Bien évidemment, une politique répressive, bien qu’absolument nécessaire, ne peut suffire. D’une part, le développement rapide des productions alimentaires doit permettre d’accroître la capacité d’accueil, empêchant que la situation actuelle dégénère. D’autre part, la France doit effectuer à la fois des pressions diplomatiques sur les dirigeants des Comores pour qu’ils contrôlent l’émigration et, surtout, établir un cahier de charges sur l’aide fournie à leurs territoires. L’on sait l’ampleur des détournements, et l’on doit arrêter de fermer les yeux.
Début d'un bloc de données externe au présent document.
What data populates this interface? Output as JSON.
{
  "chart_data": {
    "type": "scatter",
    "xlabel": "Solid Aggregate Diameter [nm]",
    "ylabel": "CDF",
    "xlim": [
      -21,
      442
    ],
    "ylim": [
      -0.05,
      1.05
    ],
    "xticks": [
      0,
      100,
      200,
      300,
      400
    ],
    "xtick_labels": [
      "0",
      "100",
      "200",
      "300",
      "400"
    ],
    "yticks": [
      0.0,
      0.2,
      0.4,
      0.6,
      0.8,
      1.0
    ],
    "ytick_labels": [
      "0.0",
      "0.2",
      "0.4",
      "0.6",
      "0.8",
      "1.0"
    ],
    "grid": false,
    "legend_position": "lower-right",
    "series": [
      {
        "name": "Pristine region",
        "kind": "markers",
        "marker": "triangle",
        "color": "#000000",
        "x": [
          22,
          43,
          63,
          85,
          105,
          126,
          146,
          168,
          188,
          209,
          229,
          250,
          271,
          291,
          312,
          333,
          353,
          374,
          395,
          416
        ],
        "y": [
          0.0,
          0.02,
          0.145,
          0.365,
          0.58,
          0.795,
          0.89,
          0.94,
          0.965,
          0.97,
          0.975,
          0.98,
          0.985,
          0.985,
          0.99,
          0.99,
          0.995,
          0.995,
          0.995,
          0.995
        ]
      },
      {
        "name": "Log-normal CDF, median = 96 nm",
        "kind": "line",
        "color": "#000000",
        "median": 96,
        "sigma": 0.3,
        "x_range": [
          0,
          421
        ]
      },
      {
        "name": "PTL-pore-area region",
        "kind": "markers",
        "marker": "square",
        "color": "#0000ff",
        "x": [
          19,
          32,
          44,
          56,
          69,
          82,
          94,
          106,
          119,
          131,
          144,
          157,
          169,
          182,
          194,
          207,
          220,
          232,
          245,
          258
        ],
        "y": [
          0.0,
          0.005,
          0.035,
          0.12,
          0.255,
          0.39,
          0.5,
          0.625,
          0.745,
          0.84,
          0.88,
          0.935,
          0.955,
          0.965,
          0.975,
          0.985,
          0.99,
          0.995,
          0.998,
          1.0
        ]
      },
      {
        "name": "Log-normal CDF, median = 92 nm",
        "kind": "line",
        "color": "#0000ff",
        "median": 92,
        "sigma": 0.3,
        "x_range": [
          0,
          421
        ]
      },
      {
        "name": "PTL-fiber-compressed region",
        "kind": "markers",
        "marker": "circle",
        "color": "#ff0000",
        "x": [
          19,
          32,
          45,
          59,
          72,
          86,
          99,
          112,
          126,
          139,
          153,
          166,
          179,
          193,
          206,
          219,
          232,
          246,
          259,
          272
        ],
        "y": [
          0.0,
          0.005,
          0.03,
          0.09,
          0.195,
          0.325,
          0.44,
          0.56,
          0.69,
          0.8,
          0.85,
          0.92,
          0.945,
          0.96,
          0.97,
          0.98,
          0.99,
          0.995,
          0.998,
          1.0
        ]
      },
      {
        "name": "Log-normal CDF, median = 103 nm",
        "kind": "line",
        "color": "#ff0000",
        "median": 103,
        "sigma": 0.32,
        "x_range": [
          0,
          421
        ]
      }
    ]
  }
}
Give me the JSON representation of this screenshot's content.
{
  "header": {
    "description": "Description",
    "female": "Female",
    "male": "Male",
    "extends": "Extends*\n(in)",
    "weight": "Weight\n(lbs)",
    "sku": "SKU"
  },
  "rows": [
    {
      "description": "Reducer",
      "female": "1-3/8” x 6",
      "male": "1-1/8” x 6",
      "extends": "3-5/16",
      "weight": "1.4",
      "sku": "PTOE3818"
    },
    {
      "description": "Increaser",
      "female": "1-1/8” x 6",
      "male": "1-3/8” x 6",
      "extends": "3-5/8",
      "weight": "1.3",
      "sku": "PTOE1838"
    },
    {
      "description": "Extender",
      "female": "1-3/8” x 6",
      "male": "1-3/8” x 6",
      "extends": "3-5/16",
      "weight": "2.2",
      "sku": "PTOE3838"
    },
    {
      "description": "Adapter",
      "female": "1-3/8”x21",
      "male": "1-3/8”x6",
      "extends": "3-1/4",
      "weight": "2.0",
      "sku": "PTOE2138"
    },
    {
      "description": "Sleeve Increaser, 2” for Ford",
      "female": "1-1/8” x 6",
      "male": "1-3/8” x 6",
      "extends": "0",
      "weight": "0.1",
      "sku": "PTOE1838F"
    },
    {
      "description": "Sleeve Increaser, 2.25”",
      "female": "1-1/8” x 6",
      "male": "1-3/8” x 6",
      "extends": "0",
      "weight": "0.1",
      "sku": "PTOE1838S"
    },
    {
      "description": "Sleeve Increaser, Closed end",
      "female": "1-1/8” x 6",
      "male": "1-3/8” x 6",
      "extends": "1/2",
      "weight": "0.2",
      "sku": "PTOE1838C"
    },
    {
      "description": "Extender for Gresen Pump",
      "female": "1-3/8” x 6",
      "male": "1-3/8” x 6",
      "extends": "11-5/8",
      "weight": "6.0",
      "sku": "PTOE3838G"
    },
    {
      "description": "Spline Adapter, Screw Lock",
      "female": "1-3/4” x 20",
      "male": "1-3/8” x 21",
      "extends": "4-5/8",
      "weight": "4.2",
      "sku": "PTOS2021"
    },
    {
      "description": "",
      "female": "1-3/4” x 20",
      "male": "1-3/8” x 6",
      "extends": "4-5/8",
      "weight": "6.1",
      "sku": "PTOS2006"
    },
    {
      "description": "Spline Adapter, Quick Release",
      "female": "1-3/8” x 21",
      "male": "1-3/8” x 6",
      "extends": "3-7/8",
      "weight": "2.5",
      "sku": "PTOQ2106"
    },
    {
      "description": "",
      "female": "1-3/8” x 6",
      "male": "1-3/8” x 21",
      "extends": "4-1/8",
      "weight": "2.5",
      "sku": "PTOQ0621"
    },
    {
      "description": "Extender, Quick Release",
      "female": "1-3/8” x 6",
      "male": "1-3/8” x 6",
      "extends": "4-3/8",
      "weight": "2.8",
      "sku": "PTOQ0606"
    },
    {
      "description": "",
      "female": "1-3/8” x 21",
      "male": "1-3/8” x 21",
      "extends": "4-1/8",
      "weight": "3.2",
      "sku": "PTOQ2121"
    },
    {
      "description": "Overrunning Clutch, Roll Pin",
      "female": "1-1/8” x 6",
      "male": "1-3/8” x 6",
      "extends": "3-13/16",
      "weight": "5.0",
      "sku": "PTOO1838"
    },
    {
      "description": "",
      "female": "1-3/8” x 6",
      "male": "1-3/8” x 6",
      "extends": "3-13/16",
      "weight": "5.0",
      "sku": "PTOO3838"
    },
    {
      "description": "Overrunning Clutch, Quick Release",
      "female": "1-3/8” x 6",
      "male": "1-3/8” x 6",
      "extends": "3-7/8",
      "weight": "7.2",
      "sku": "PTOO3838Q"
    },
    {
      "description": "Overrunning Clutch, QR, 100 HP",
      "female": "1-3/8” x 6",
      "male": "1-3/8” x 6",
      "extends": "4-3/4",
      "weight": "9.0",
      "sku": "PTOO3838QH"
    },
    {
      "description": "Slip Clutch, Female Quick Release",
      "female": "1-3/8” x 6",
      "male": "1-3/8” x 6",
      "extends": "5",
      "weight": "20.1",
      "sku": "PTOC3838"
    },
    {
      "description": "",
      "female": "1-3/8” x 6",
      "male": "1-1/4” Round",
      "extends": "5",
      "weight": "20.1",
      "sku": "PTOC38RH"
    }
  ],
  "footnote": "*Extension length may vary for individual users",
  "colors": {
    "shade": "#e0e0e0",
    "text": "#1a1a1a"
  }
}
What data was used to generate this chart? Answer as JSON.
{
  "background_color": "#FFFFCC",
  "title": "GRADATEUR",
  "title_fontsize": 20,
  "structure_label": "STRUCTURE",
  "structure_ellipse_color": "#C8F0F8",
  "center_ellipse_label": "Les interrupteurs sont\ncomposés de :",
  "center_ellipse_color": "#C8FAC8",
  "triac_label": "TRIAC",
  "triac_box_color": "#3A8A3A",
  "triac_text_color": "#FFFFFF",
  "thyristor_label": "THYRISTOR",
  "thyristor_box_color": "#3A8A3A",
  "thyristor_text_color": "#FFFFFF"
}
A plus large échelle, le gouvernement français devra réorienter sa politique internationale en faveur des BRICS et du projet chinois gagnant-gagnant des Nouvelles routes de la soie, qui sont une opportunité historique d’industrialiser l’Afrique et de recréer un environnement de développement autour de Mayotte et La Réunion. Une politique audacieuse, généreuse mais aussi sans faiblesse doit ainsi être adoptée à la dimension de l’archipel.
Conclusion : faire sauter le verrouillage politique
Le projet que je présente resterait un ensemble de belles paroles venues de métropole s’il ne rencontrait des responsables mahorais pour prendre à cœur leur futur. C’est à eux de décider, dans le cadre d’une autonomie à mettre en place, l’indépendance et la « départementalisation » à la mode actuelle ne pouvant, l’une comme l’autre, que conduire à la régression et finalement au désastre. Ce que doit faire un président de la République, ce que je m’engage à faire, c’est leur fournir les moyens de mener à bien ce projet. L’Etat, notre Etat français, doit avoir pour mission de protéger ceux qui prennent des responsabilités pour devenir des hommes politiques dignes de ce nom, servant leur communauté, et non continuer ses compromis avec des cliques de trafiquants, légaux ou pas. La République ne doit plus permettre, par exemple, que la taxe parafiscale sur les boissons, destinée à promouvoir l’emploi, soit détournée de son objet. Il ne doit plus permettre qu’une entreprise de travaux publics, s’étant arrogé de fait le monopole des routes littorales, bloque la nécessaire politique de protection de l’environnement, de traitement des déchets et de désengorgement du trafic routier.
Un symbole fort doit frapper les esprits, pour devenir la piste de décollage du projet d’ensemble. Pour cela, la France doit s’améliorer elle-même pour améliorer Mayotte ou ses collectivités publiques d’outre-mer. C’est ce à quoi je m’engage.